General limitations also include a lack of pharmacokinetic studies to determine brain and plasma levels after treatment. Although the effects of treatment are evident in estrogen-sensitive gynecological tissues, the sensitivity of tissues to estrogens may not reflect menopause. We selected the dose of E₂ based on previous publications; however, levels in the plasma and brain may have been sub-optimal or even different between mice. In addition, continuous delivery of estrogen results in sustained estrogen levels (82–85), which does not mimic physiological fluctuations in hormonal levels, and therefore cyclic E₂ treatments may provide greater neural protection. However, the efficacy of cyclic vs. continuous delivery of estrogen is controversial with studies showing improvement in learning/memory using continuous treatment (86–89), cyclic treatment (90), and continuous treatment when primed with repeated injections of E₂ (91).

Another limitation of this study is that we are unable to directly compare data obtained in E3FAD and E4FAD mice, as the analysis of each APOE genotype was conducted separately due to the COVID-19 pandemic.
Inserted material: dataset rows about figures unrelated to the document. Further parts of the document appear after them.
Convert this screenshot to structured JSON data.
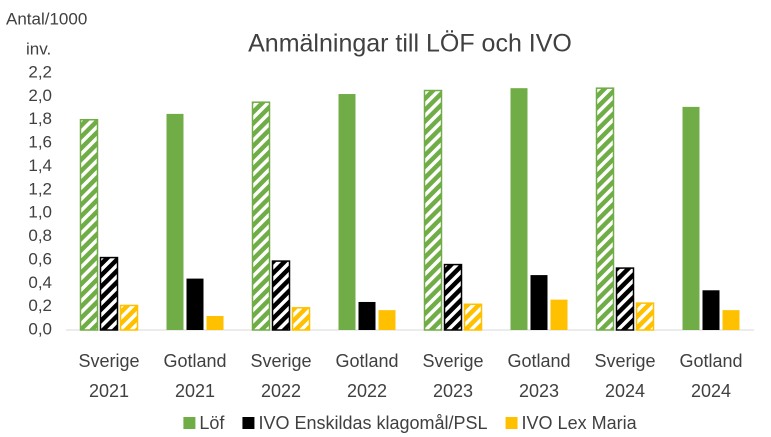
{
  "chart_data": {
    "type": "bar",
    "title": "Anmälningar till LÖF och IVO",
    "ylabel": [
      "Antal/1000",
      "inv."
    ],
    "categories": [
      [
        "Sverige",
        "2021"
      ],
      [
        "Gotland",
        "2021"
      ],
      [
        "Sverige",
        "2022"
      ],
      [
        "Gotland",
        "2022"
      ],
      [
        "Sverige",
        "2023"
      ],
      [
        "Gotland",
        "2023"
      ],
      [
        "Sverige",
        "2024"
      ],
      [
        "Gotland",
        "2024"
      ]
    ],
    "hatch": [
      true,
      false,
      true,
      false,
      true,
      false,
      true,
      false
    ],
    "series": [
      {
        "name": "Löf",
        "color": "#70ad47",
        "values": [
          1.8,
          1.85,
          1.95,
          2.02,
          2.05,
          2.07,
          2.07,
          1.91
        ]
      },
      {
        "name": "IVO Enskildas klagomål/PSL",
        "color": "#000000",
        "values": [
          0.62,
          0.44,
          0.59,
          0.24,
          0.56,
          0.47,
          0.53,
          0.34
        ]
      },
      {
        "name": "IVO Lex Maria",
        "color": "#ffc000",
        "values": [
          0.21,
          0.12,
          0.19,
          0.17,
          0.22,
          0.26,
          0.23,
          0.17
        ]
      }
    ],
    "ylim": [
      0,
      2.2
    ],
    "yticks": [
      {
        "value": 0,
        "label": "0,0"
      },
      {
        "value": 0.2,
        "label": "0,2"
      },
      {
        "value": 0.4,
        "label": "0,4"
      },
      {
        "value": 0.6,
        "label": "0,6"
      },
      {
        "value": 0.8,
        "label": "0,8"
      },
      {
        "value": 1.0,
        "label": "1,0"
      },
      {
        "value": 1.2,
        "label": "1,2"
      },
      {
        "value": 1.4,
        "label": "1,4"
      },
      {
        "value": 1.6,
        "label": "1,6"
      },
      {
        "value": 1.8,
        "label": "1,8"
      },
      {
        "value": 2.0,
        "label": "2,0"
      },
      {
        "value": 2.2,
        "label": "2,2"
      }
    ],
    "grid": false,
    "legend": "bottom"
  }
}
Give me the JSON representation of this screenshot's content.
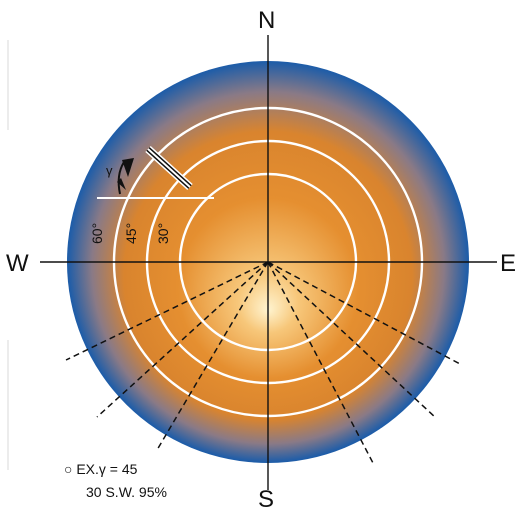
{
  "compass": {
    "north": "N",
    "south": "S",
    "east": "E",
    "west": "W"
  },
  "rings": {
    "ring_60": "60°",
    "ring_45": "45°",
    "ring_30": "30°"
  },
  "panel_label": "γ",
  "example": {
    "line1": "○ EX.γ = 45",
    "line2": "30 S.W. 95%"
  },
  "colors": {
    "outer_sky": "#1f5da8",
    "mid_orange": "#e1892e",
    "center_glow": "#fff4d0"
  }
}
In addition, it is also important to incorporate APOE3/4, additional hormones, and treatment windows in future studies.

Our data supports that the APOE differentially modulated the effect of OVX and E₂ on behavior and Aβ pathology—specifically, that E₂ may benefit APOE3/3s but not APOE4/4s after loss of sex hormones. Future studies are critical to the optimal treatment approaches for addressing the increased risk of AD after menopause for each APOE genotype.